Grageas para no perder la fe

Ilustración de la muerte y la perdida de fe.
Ilustración: Miguel Andrade

1

Viajar en tren ha dejado de ser una dicha. Más aún en la noche, ya que al amanecer se constata vagón por vagón los fallecidos. Debido a ello, los pasajeros no duermen, salvo cuando el sueño como un verdugo los doblega. Prefieren pasearse en los andenes y agolparse para fumar en los diminutos halls, aunque muchos, extenuados, terminan durmiendo hacinados como reses rumbo al matadero. Desde luego, no todos abandonan sus compartimentos, ya que no pueden dejar solos a sus niños dormidos.

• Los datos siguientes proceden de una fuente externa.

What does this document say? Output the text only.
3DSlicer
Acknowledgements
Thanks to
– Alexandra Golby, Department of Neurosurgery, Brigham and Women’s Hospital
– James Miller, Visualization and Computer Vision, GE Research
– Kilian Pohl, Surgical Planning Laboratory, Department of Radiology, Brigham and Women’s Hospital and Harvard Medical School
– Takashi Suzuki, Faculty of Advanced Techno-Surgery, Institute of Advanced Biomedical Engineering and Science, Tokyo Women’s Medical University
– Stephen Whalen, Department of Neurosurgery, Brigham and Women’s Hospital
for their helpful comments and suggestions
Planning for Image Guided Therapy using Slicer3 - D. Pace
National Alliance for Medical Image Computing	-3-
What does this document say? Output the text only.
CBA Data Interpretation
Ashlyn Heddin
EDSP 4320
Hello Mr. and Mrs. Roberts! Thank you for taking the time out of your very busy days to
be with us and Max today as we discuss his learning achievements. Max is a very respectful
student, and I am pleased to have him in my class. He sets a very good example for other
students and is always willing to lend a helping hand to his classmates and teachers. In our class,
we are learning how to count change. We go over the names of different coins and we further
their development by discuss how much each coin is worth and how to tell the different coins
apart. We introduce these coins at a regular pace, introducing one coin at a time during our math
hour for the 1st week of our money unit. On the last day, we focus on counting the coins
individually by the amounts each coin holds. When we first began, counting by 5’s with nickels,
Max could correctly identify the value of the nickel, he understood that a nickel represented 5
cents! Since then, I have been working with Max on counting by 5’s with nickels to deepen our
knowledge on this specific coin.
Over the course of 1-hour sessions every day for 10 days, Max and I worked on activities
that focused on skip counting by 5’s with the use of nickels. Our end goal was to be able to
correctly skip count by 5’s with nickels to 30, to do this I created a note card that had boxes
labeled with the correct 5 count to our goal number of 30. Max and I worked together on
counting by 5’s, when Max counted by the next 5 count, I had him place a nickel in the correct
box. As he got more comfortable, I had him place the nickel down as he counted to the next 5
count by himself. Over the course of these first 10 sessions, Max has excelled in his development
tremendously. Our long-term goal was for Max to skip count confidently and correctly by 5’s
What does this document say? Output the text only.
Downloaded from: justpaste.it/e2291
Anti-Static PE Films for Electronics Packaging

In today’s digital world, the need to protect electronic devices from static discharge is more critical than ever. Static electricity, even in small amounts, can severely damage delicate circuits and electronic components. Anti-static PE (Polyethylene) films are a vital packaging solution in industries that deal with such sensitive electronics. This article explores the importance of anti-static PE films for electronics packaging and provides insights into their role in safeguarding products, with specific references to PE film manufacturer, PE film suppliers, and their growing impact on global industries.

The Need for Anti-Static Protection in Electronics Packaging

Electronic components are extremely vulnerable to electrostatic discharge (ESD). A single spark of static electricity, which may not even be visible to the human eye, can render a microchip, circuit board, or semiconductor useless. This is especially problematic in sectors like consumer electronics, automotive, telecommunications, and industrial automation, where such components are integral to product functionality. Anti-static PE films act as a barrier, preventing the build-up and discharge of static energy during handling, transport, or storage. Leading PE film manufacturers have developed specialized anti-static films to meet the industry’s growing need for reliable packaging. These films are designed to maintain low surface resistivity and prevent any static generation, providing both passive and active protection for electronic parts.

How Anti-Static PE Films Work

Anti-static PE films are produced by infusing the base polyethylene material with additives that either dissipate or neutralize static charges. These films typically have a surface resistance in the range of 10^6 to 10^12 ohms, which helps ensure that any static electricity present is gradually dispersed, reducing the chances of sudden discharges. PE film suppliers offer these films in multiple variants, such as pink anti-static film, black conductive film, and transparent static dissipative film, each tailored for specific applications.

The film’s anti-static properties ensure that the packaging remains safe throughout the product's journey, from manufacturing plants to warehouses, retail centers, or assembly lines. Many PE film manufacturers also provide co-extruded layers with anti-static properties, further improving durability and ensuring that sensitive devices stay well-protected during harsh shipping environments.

Hay madres que pasan en vela, con los ojos clavados en ellos y atisbando el entorno de insomnes aterrados o vencidos por el sueño, algunos de los cuales serán escogidos por la muerte. En cuanto a los baños, hay usuarios que los ocupan, acezantes, crispados, puesto que quizá no vuelven a salir sino en la mañana, cuando sus cuerpos sean recogidos por los camilleros.

2

Llueve con saña. Ladeo la cortina y miro la calle. La gente corre huyendo de la lluvia como si ella los persiguiera. Como si ella, que es agua buena, tuviera su corazón malo. Vuelvo a ensartarme en la cama. Marilyn duerme boquiabierta, insensible, los pechos al aire. Bastaría con estirar la mano hasta la mesita de noche para tomar las tijeras y hundirlas entre sus piernas. Después, me quedaría quieto, ojicerrado, con la boca pegada a su muslo, oyendo el silbido remoto del aire escapando por su pubis hasta dejarme solo.

    3

    Primero de enero. Diez grados bajo cero. Sin embargo, estoy acalorado, pues la chica del noveno me ha sonreído abiertamente. De los golpes últimos, apenas le queda un rumor en su rostro. Tal parece que el loco aquel ha desaparecido, dejándole la paz. La próxima vez me atreveré a preguntarle algo, cualquier cosa. Por ejemplo, sobre ese olor pestilente que baja de su apartamento. O sobre su embarazo desde hace tantos años.

    4

    Sin que yo le pidiera, la señorita Olga me ponía en la mano una moneda de cincuenta. Si me visitas te doy el doble, me decía. Y yo subía al segundo piso y me paraba delante de su taller de costura. Entonces, ella me tomaba de la mano y yo desaparecía detrás de la cortina que separaba el taller de su cama. Una cama alta como balcón y cojines bordados de flores y mariposas.

    5

    Anoche el frío mató ciento diez ancianos. En ningún cadáver se halló trazas de lucha contra la muerte; tampoco muecas de goce ni desesperación. Más bien en sus rostros se encontró el gesto de alivio con el que los ancianos cierran la puerta cuando, arrastrando el cochecito de las compras, llegan por fin a sus habitáculos.

    6

    La misma vida tuya no es tuya, me decía. Hasta el aire que respiras no es propio. Mucho menos la cama, los zapatos, el plato. Muchos menos tu difunto padre ni tu madre que no vive contigo. Lo único tuyo es la muerte, y para siempre, y no te la quita ni dios, me decía la abuela, salpicándome su saliva ungüentosa. Tantas cosas me decía cuando lograba atraparme.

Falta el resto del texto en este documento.